Birileri bu canı veriyor mu vatanın uğruna? Birileri de onlara manevi kuvvet
oluyor mu? Her şehit cenazesi toprak damlı evlerin önünden kalkıyor mu? Bu
insanlar gariban insanlar mı kahir ekseriyetle? Bedelliye verecek paraları
olmayan, toprak damlı evlerde yaşayan, üç kuruşla maişetlerini idame ettiren,
işlerini bin bir güçlükle hal yoluna koymaya çalışan insanlar mı bunlar? Hepsi
safi Anadolu çocukları mı? Yaşamdan fazla bir tat alamayan insanlar mı? Hatta
yaşatmak adına yaşamdan feragat eden insanlar mı? Tüm bu soruların cevabı,
kesinlikle ve kesinlikle evettir. Ortada gizlenmesi ve öldürülmesi imkânsız bir
hakikat vardır. Ve bendeniz hakikati çok severim, yüreğimi cehennem ateşi gibi
yaksa da ve dahi hakikatin tatbikinden sonsuzcasına haz alırım, çünkü hakikatin
tatbiki de cennetimdir. Birileri orda canları uğruna, karanlığın ve
belirsizliğin tam göbeğinde buraya aydınlık göndermek uğruna savaşırken,
birileri bu tarafta yiyip, içip, tepinip, kusmaktadırlar. Yani savaşanların
gönderdikleri aydınlığın içinde yaşamın tadını çıkarmaktadırlar. Tabi böyle
yaşamak, yaşamaksa! Öyleyse bedelini de ödemek zorundadırlar, ödeyeceklerdir,
ödetilmelidir. O kınalı kuzuların savaş ortamında olsalar dahi, her türlü
eksiklikleri ve ihtiyaçları, bu tarafta keyif çatan kompradorlara karşılatılmalıdır.

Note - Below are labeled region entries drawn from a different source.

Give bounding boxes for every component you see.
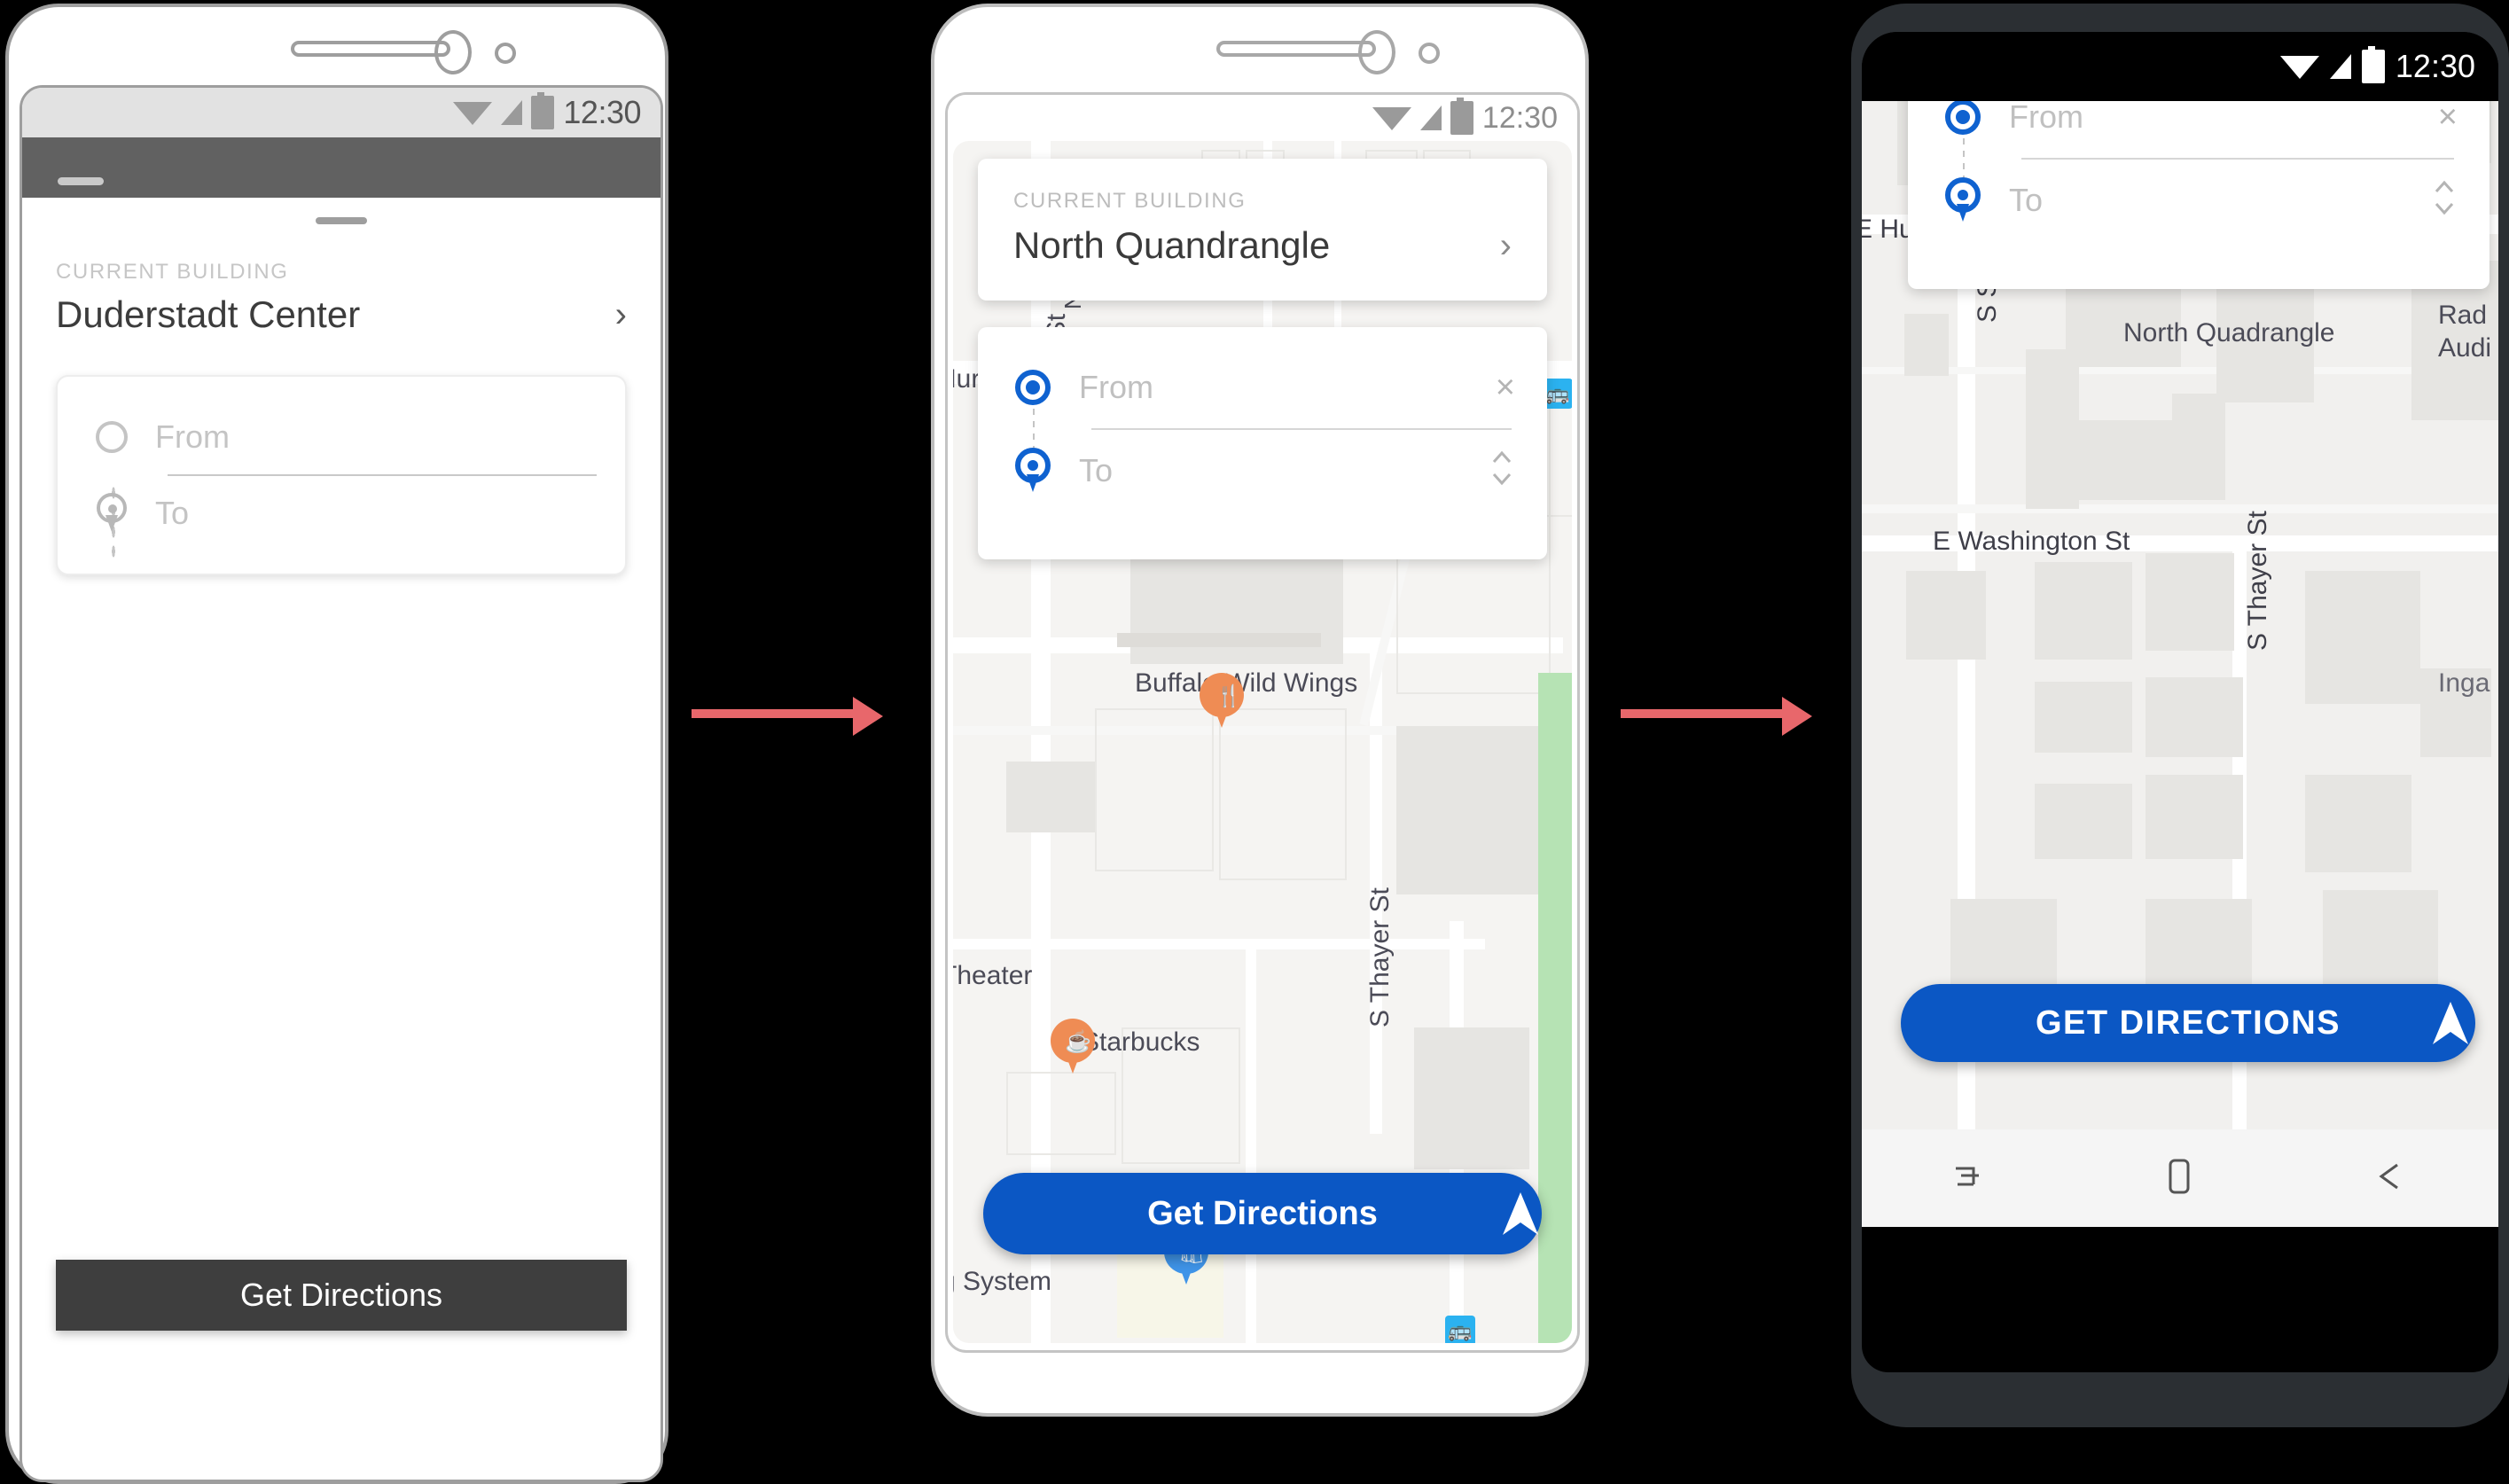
status-bar: 12:30 [1862,32,2498,101]
sheet-grabber-handle[interactable] [316,217,367,224]
current-building-name: North Quandrangle [1013,224,1331,266]
sensor-icon [495,43,516,64]
to-row[interactable]: To [1908,160,2489,241]
battery-icon [2361,46,2385,83]
recents-icon[interactable] [1947,1156,1988,1201]
signal-icon [501,100,523,125]
map-poi-label: Buffalo Wild Wings [1135,668,1358,698]
map-label: g System [953,1267,1052,1296]
sensor-icon [1419,43,1440,64]
route-card: From To [56,375,627,575]
current-building-row[interactable]: Duderstadt Center › [56,293,627,336]
map-label: Inga [2438,668,2490,698]
map-poi-pin-cafe[interactable]: ☕ [1051,1019,1095,1075]
from-row[interactable]: From [58,400,625,474]
signal-icon [2329,54,2351,79]
status-bar: 12:30 [948,95,1577,141]
screenshot-canvas: 12:30 CURRENT BUILDING Duderstadt Center… [0,0,2509,1484]
wifi-icon [453,102,493,125]
from-input[interactable]: From [1986,101,2438,136]
earpiece-speaker-icon [1216,41,1376,57]
current-building-label: CURRENT BUILDING [1013,189,1247,213]
status-clock: 12:30 [563,94,641,130]
current-building-row[interactable]: North Quandrangle › [1013,224,1512,267]
from-input[interactable]: From [136,418,230,456]
circle-outline-icon [88,421,136,453]
get-directions-button[interactable]: Get Directions [983,1173,1542,1254]
front-camera-icon [434,30,472,74]
blue-pin-icon [1940,177,1986,223]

Bunun insan haklarına ve hukuka münafi bir tarafı kesinlikle yoktur ve olamaz.
Devlet, mevcudiyetinin hücceti ve kudretinin tecessümü adına bu bedeli
ödetmelidir, icap ediyorsa demir yumruğunu indirmelidir. İşte o zaman hak
yerini bulacak, vicdanlar teskin olacaktır. Çünkü o zaman daha bir yücelecek
gönüllerde. Daha bir umut yükleyecek gönüllere. Ve daha bir rahat konacak
başlar yastıklara. Allah, kınalı kuzuları sıyanetine alsın ve tek birinin canı
bedeninden ayrılmasın ve hiçbir ocağa ateş düşmesin amma ve lakin bu bir savaştır
ve savaşın içinde kuşkusuz şehadette gizlidir ve çok tabiidir bu. Ve vatan
uğruna savaşmak asla ve kata maddeyle kıyaslanamaz ama hayatında, katı ve sert
gerçekleri vardır. Öyleyse, bu savaş ortamında, bu vatan uğruna canından
vazgeçip şahadet şerbetini içmiş ya da herhangi bir azasını kaybedip gazi olmuş
ve bu vatanın tüm sathını aydınlığa gark eylemiş her şehidin ve gazinin
ailesine minimum 1 trilyon ve aylık minimum 5 bin Türk Lirası verilmelidir ve
bu, aydınlığın tadını çıkaranlardan, başları gövdeleri üstünde duranlardan
alınmalıdır. Bu parayı, bu vatan hür ve bağımsız olduğu için kolayca kazanan ve
kazandığını kasasına indiren ve kasasına indirdiği paralarla zevk-ü sefa
içerisinde dem süren kompradorlar vermek zorundadırlar. Devlette, icap ediyorsa
metazori almak zorundadır.
Ey mazlumların hamisi, zalimlerin
düşmanı olan Yüce Rabbim! Düşmanın üstüne korku sal, mazlumun yüreğini umutla
doldur. Bu kutsal toprakların, insanlığın sığınağı olan son adadın, kavruk
yüzlü yağız ve yiğit evlatlarını havada, karada ve denizde muvaffak ve muzaffer
eyle, düşmanı zelil eyle. Uzak iklimlerden gelip, mazlumların yurtlarını yurt
eylemeye cüret eden zalimleri Kahhar isminle kahreyle. Yüce Türk ordusunu
havada, karada, denizde sıyanetine al.